L'indomani, 16 aprile 1945, si recarono alla più vicina stazione di polizia. Eugenio l'accompagnò con l'auto che fermò davanti l'ingresso. Erano ancora dentro all'abitacolo, quando Eugenio chiese se avesse preso il foglietto con le informazioni. Annuì. Eugenio chiese se poteva venire pure lui.
" Assolutamente no" disse con voce ferma ma tremante
" è un mio affare, e me la sbrigo io" Eugenio fece spallucce. L'amico scese ed entrò nell'androne. Non avrebbe mai consegnato quella denuncia. Aveva paura, stava mentendo, la sua vita stava andando avanti e sapeva che se avrebbe denunciato, presto sarebbe arrivata la sua fine. Così superò l'ufficio del Capitano e chiese dove trovare un cestino della spazzatura. Alla fine di un corridoio bianco lo trovò, appallottolò il foglio e lo gettò lì; senza rimpianto, senza nessuno che l'avesse visto. Pensò che se fosse tornato immediatamente da Eugenio si sarebbe insospettito, perciò chiacchierò una ventina di minuti con un carabiniere.
" Tutto fatto?" chiese Eugenio una volta che la portiera si chiuse. Patrizio rispose con un sorriso falso.
Nel frattempo, il giorno dopo le truppe polacche e i patrioti italiani liberarono varie città.
Nel pomeriggio del 20 aprile le truppe americane si dirigevano verso Bologna. I tedeschi iniziarono ad abbandonare le linee difensive alla periferia della città e iniziare una ritirata verso il Po. Passavano per i viali, notte e giorno, file interminabili di tedeschi, carri, cavalli e carretti. Il giorno che tutti aspettavano arrivò. Alle 6 del mattino del 21 aprile entrarono in città le prime unità combattenti alleate: si trattavano delle avanguardie del 2° Corpo Polacco dell'VIII Armata. Alle 8 iniziarono ad entrare i reparti della 91° e 34° divisione USA e diversi gruppi di combattimenti italiani. Dalla loro villa, Eugenio, Angela, Patrizio e la servitù, sentivano le prime urla di gioia della gente che provenivano dal centro. Si prepararono e decisero di uscire, consapevoli dei pericoli.
Erano ansiosi, camminavano rasenti ai muri. I gruppi partigiani avevano preso possesso dei principali edifici pubblici e controllavano le strade del centro con i fucili imbracciati; i tre evitarono di guardarli dritti negli occhi. Di tanto in tanto passava qualche macchina carica di gente, probabilmente partigiani, che urlavano festanti per le strade.
Videro che sulla cima della torre degli Asinelli svettava una grande bandiera bianca e rossa, i Polacchi erano lì.
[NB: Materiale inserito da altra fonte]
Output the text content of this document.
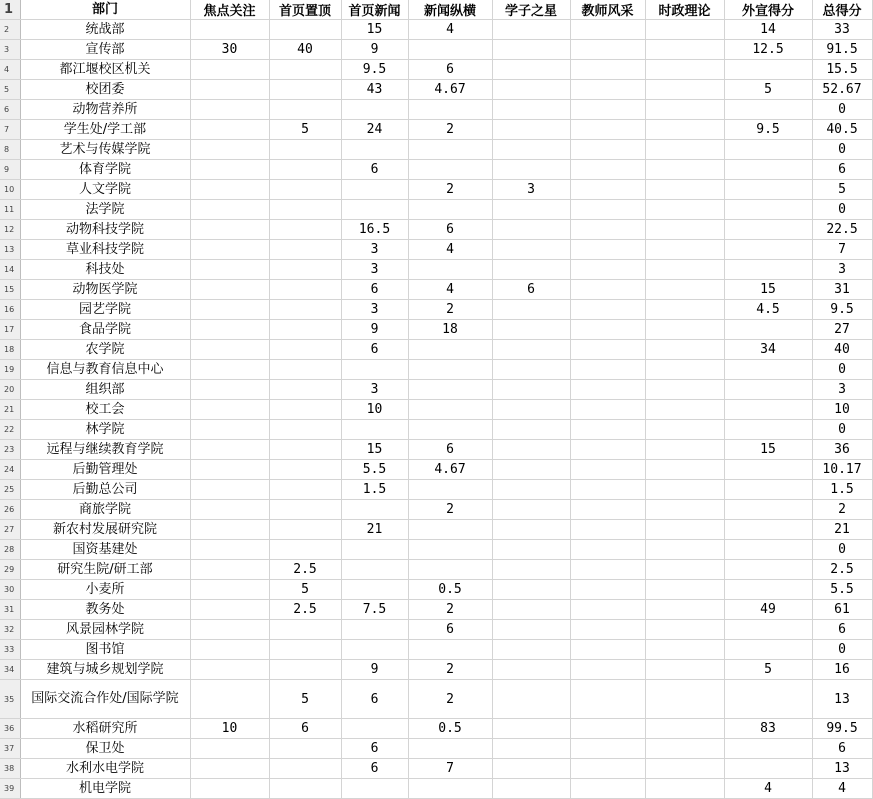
1	部门	焦点关注	首页置顶	首页新闻	新闻纵横	学子之星	教师风采	时政理论	外宣得分	总得分
2	统战部			15	4				14	33
3	宣传部	30	40	9					12.5	91.5
4	都江堰校区机关			9.5	6					15.5
5	校团委			43	4.67				5	52.67
6	动物营养所									0
7	学生处/学工部		5	24	2				9.5	40.5
8	艺术与传媒学院									0
9	体育学院			6						6
10	人文学院				2	3				5
11	法学院									0
12	动物科技学院			16.5	6					22.5
13	草业科技学院			3	4					7
14	科技处			3						3
15	动物医学院			6	4	6			15	31
16	园艺学院			3	2				4.5	9.5
17	食品学院			9	18					27
18	农学院			6					34	40
19	信息与教育信息中心									0
20	组织部			3						3
21	校工会			10						10
22	林学院									0
23	远程与继续教育学院			15	6				15	36
24	后勤管理处			5.5	4.67					10.17
25	后勤总公司			1.5						1.5
26	商旅学院				2					2
27	新农村发展研究院			21						21
28	国资基建处									0
29	研究生院/研工部		2.5							2.5
30	小麦所		5		0.5					5.5
31	教务处		2.5	7.5	2				49	61
32	风景园林学院				6					6
33	图书馆									0
34	建筑与城乡规划学院			9	2				5	16
35	国际交流合作处/国际学院		5	6	2					13
36	水稻研究所	10	6		0.5				83	99.5
37	保卫处			6						6
38	水利水电学院			6	7					13
39	机电学院								4	4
Piazza Maggiore era intasata di gente, era un grande parcheggio di mezzi militari alleati. I bambini volevano salire sui carri armati, le giovane donne arrossivano per come venivano guardate e se venivano invitate a salire su un mezzo, si rifiutavano arrossendo; sapendo che in fondo sarebbero state felici. Le strade erano animate di migliaia di gente, si rideva, si urlava di felicità, si piangeva di gioia. I tre si persero, Angela si fermò con delle amiche, Eugenio conversava con dei soldati e Patrizio ammirava estasiato tutta quella festa. Felice, fino a quando tra la folla non vide l'uomo che l'aveva minacciato. Indossava un cappotto, stava bevendo qualcosa da una tazzina, aveva uno sguardo truce e stava appoggiato davanti un bar pieno di gente e soldati. Squadrava da capo a piedi chiunque gli passava davanti, specialmente i soldati e i partigiani. Poi rientrò nel bar e poco dopo ne uscì per sparire nel bagno di folla.
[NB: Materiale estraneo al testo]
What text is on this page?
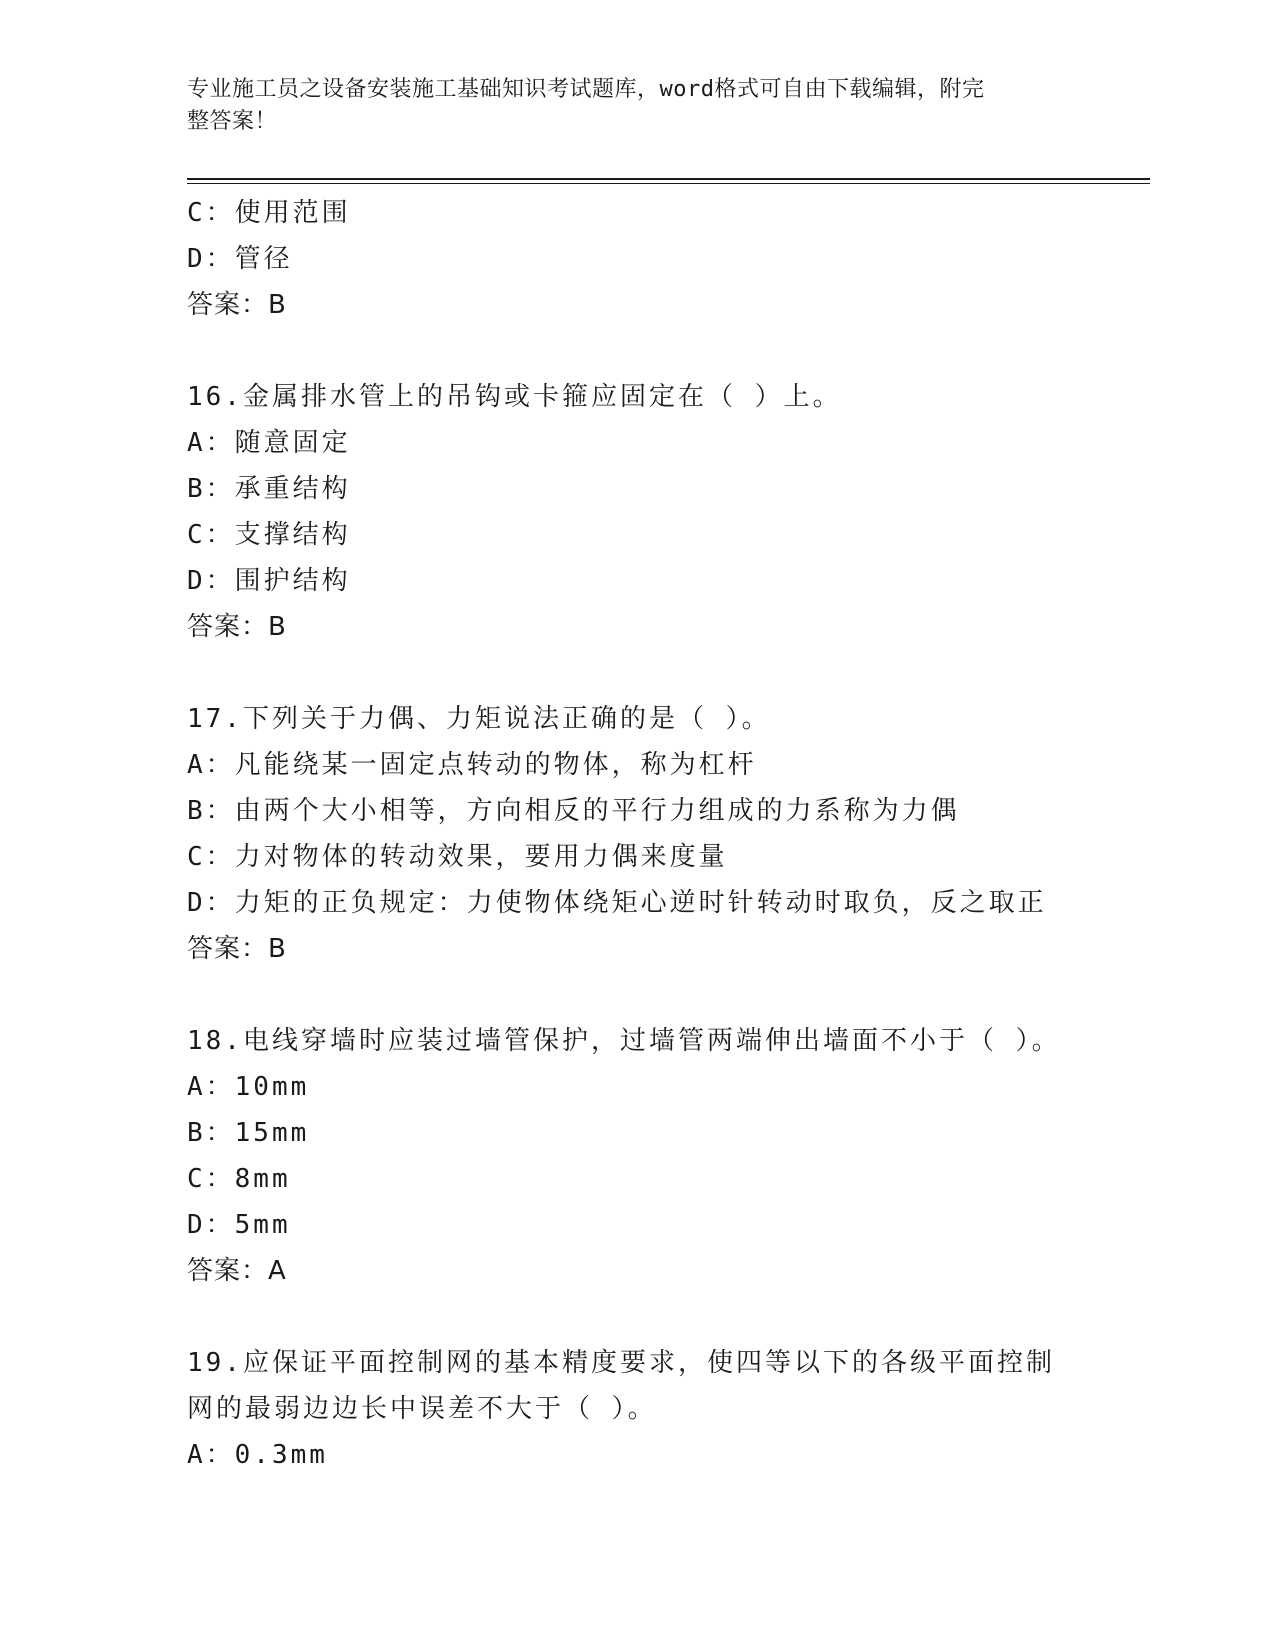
专业施工员之设备安装施工基础知识考试题库，word格式可自由下载编辑，附完
整答案！
C：使用范围
D：管径
答案：B
16.金属排水管上的吊钩或卡箍应固定在（ ）上。
A：随意固定
B：承重结构
C：支撑结构
D：围护结构
答案：B
17.下列关于力偶、力矩说法正确的是（ ）。
A：凡能绕某一固定点转动的物体，称为杠杆
B：由两个大小相等，方向相反的平行力组成的力系称为力偶
C：力对物体的转动效果，要用力偶来度量
D：力矩的正负规定：力使物体绕矩心逆时针转动时取负，反之取正
答案：B
18.电线穿墙时应装过墙管保护，过墙管两端伸出墙面不小于（ ）。
A：10mm
B：15mm
C：8mm
D：5mm
答案：A
19.应保证平面控制网的基本精度要求，使四等以下的各级平面控制网的最弱边边长中误差不大于（ ）。
A：0.3mm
A sera ancora si sentiva la festa, non solo nel centro, ma anche in periferia. Dopo la sua visione, Patrizio decise: sarebbe ritornato a Torino.
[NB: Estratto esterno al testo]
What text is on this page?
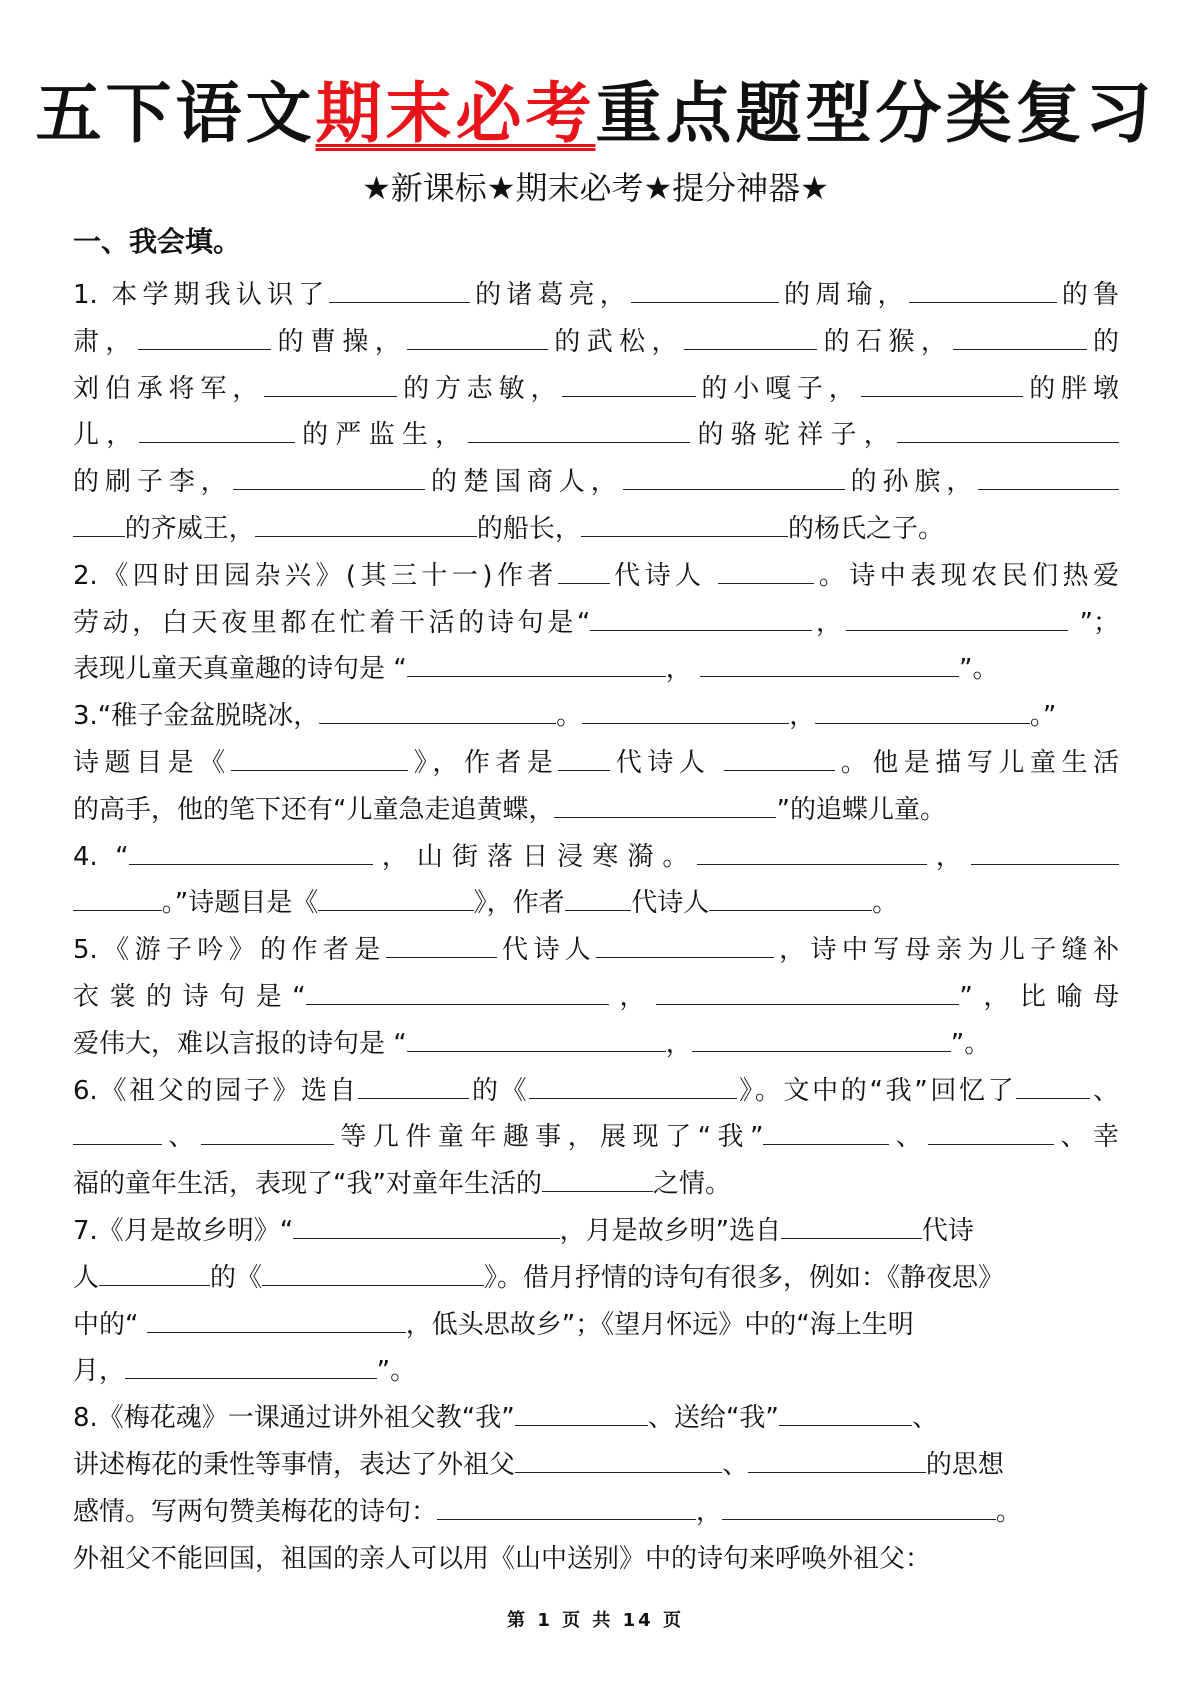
五下语文期末必考重点题型分类复习
★新课标★期末必考★提分神器★
一、我会填。
1. 本学期我认识了	的诸葛亮，	的周瑜，	的鲁
肃，	的曹操，	的武松，	的石猴，	的
刘伯承将军，	的方志敏，	的小嘎子，	的胖墩
儿，	的严监生，	的骆驼祥子，
的刷子李，	的楚国商人，	的孙膑，
的齐威王，	的船长，	的杨氏之子。
2.《四时田园杂兴》(其三十一)作者 代诗人	。诗中表现农民们热爱
劳动，白天夜里都在忙着干活的诗句是“	，	”；
表现儿童天真童趣的诗句是 “	，	”。
3.“稚子金盆脱晓冰，	。	，	。”
诗题目是《	》，作者是 代诗人	。他是描写儿童生活
的高手，他的笔下还有“儿童急走追黄蝶，	”的追蝶儿童。
4. “	，山街落日浸寒漪。	，
。”诗题目是《	》，作者	代诗人	。
5.《游子吟》的作者是	代诗人	，诗中写母亲为儿子缝补
衣裳的诗句是“	，	”，比喻母
爱伟大，难以言报的诗句是 “	，	”。
6.《祖父的园子》选自	的《	》。文中的“我”回忆了	、
、	等几件童年趣事，展现了“我”	、	、幸
福的童年生活，表现了“我”对童年生活的	之情。
7.《月是故乡明》“	，月是故乡明”选自	代诗
人	的《	》。借月抒情的诗句有很多，例如：《静夜思》
中的“	，低头思故乡”；《望月怀远》中的“海上生明
月，	”。
8.《梅花魂》一课通过讲外祖父教“我”	、送给“我”	、
讲述梅花的秉性等事情，表达了外祖父	、	的思想
感情。写两句赞美梅花的诗句：	，	。
外祖父不能回国，祖国的亲人可以用《山中送别》中的诗句来呼唤外祖父：
第 1 页 共 14 页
" Come mai?" gli chiesero i due fratelli che oramai si erano abituati alla sua presenza.
Mentì dicendo che avrebbe tanto voluto ritrovare un lavoro e un'abitazione. Era quasi un mese che si trovava a Bologna e gli mancava Torino. A sera, gli animi della liberazione non si erano ancora placati, Eugenio accompagnò l'amico alla fermata della corriera. "Promettimi che ritornerai" gli disse avvolgendolo in un abbraccio.
"Vorrei che anche tu venissi a Torino" "Magari presto ci sarà occasione"
"Lo spero" disse. Un'attimo prima di salire prese dalla tasca un taccuino rosso, il suo diario.
" Tienilo, leggilo così capirai cosa ho passato" disse prima di sedersi.